Дринкуотер покачал головой.
— Было слишком ветрено. Поэтому они и обнаружили тело. Ребята пытались найти какое-нибудь укрытие, чтобы согреться, и перешли на защищенную от ветра сторону.
Фостер был почти уверен, что ребята не делали этого. «Конечно, большинство подростков — разнузданное, наглое отродье, — подумал он, — но мало кто из них может зарезать взрослого человека, изуродовать его труп, а потом спокойно явиться в полицию и заявить о преступлении».
— А что в крипте?
— Склеп. По крайней мере я так думаю, — ответил Дринкуотер.
— Уже нет, — сказала Хизер. — Мои знакомые ходят сюда заниматься альтернативной йогой, а еще здесь проходят курсы детского массажа для новорожденных.
Фостер обернулся и пристально посмотрел на нее. Обычно за этим следовала колкость в ее адрес. Но после посещения места преступления он чувствовал себя опустошенным.
Три большие вороны с карканьем играли в воздухе, кружась и задевая друг друга крыльями. Их угольно-черные перья выделялись на фоне водянисто-серого неба. Найджел Барнс, в черном фланелевом пальто, застегнутом на все пуговицы, с замотанной шерстяным шарфом шеей и свисавшей с плеча потертой коричневой сумкой, которую он держал спереди, и она касалась его правого бедра, наблюдал за воронами сквозь очки в черной роговой оправе и удивлялся, как несколько ворон могут поднять такой шум. Он думал, что их будет гораздо больше.

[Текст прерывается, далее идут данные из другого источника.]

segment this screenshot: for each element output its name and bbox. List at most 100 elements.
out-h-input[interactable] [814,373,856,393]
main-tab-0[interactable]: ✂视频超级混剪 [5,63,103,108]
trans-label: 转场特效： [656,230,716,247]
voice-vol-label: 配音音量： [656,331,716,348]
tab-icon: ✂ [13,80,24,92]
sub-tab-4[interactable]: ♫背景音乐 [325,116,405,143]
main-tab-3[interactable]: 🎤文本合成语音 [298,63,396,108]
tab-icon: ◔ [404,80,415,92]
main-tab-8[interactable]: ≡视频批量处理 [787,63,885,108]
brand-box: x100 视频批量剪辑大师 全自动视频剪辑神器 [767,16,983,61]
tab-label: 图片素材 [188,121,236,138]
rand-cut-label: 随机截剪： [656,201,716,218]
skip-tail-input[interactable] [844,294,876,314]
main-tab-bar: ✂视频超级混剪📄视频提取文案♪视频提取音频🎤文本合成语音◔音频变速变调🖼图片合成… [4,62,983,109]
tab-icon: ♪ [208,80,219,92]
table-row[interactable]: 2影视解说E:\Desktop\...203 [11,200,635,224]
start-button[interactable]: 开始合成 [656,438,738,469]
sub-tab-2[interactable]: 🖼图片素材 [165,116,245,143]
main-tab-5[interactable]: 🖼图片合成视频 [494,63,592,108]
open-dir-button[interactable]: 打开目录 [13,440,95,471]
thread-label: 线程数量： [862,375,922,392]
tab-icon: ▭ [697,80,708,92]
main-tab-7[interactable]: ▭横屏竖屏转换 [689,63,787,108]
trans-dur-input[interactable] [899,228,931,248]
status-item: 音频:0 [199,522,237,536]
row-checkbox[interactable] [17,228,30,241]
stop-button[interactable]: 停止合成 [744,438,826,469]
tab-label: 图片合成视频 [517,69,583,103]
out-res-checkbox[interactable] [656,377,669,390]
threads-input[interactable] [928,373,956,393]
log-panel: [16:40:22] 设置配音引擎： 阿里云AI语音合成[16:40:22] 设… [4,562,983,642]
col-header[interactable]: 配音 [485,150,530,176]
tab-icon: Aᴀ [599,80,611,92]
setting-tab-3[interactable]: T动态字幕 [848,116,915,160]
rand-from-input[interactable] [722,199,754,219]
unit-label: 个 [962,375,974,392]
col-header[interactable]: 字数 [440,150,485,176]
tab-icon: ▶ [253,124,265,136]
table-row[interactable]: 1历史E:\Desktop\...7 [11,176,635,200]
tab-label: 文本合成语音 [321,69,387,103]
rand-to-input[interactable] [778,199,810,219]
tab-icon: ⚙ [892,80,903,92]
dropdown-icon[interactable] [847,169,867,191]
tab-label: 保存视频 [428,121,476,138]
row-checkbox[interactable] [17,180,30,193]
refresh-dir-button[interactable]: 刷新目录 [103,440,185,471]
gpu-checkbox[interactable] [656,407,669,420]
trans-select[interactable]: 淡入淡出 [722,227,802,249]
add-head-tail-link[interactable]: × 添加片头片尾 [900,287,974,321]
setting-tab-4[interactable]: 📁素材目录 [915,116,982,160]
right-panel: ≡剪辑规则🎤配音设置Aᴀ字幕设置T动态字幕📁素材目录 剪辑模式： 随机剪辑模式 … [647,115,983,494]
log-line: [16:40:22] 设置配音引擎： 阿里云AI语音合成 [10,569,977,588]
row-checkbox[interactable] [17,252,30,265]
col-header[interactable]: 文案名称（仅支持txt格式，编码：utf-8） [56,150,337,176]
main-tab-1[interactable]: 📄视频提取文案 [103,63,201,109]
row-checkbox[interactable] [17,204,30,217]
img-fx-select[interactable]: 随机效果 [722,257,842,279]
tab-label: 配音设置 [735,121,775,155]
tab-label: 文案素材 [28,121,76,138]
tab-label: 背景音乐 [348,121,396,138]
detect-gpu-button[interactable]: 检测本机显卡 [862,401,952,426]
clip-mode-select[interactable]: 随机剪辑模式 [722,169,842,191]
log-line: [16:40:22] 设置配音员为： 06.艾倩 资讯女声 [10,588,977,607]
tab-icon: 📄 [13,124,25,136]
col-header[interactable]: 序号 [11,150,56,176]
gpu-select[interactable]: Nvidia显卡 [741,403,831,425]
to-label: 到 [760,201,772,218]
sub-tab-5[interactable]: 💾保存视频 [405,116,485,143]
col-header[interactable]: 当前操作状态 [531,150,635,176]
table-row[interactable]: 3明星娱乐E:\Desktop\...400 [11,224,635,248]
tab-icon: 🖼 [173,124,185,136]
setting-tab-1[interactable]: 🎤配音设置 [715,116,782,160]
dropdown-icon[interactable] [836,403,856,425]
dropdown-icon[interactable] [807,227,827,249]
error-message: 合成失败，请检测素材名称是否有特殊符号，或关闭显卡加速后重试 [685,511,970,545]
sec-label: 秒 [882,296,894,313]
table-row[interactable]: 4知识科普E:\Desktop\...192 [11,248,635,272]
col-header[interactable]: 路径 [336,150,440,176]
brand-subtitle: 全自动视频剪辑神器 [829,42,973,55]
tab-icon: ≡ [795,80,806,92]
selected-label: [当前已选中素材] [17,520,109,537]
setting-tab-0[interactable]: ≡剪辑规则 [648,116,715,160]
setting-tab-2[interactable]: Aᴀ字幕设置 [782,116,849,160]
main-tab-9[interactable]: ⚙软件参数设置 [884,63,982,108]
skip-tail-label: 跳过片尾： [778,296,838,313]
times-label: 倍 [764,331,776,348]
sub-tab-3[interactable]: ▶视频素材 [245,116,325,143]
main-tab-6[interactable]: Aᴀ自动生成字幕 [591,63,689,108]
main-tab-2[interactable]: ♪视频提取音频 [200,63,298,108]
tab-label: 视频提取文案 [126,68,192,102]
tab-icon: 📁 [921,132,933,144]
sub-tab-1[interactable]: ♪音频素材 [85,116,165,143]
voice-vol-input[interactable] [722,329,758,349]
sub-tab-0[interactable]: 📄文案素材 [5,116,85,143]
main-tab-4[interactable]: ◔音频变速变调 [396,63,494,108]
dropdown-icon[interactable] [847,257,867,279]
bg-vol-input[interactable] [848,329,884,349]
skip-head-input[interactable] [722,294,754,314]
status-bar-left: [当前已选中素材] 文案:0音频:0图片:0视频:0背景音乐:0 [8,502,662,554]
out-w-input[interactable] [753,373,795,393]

Найджел перевел взгляд с каркающих ворон на небо. Казалось, солнце пытается пробиться сквозь завесу облаков, окрашивая их в светло-алюминиевые краски. Но пока этого не случилось, Найджел бездействовал, и маленькое зеркальце для бритья лежало в его сумке невостребованным. Он вздохнул и опустил голову.
Найджел посмотрел на могильные плиты. Сколько несбывшихся надежд и мечтаний погребено в земле? Сотни. Тысячи. Слева от него тянулись в три ряда грандиозные, аляповатые мавзолеи, символы викторианской одержимости смертью и скорбью, мрачные памятники умершим и ныне забытым. Здесь великие жители Лондона девятнадцатого века нашли свое последнее пристанище, многие из них были похоронены в склепах, а не в земле. Найджел видел вдалеке готические очертания англиканской церкви, с катакомбами под ней. Он спускался туда однажды, и каждая тревожная секунда доставляла ему удовольствие, особенно когда экскурсовод по секрету сообщил, что иногда бальзамирующие вещества не могут справиться со своей задачей, и тогда погребенные тела взрываются, а отходящий газ, возникший в результате разложения, воспламеняется. Экскурсионная группа одновременно вздрогнула и рассмеялась.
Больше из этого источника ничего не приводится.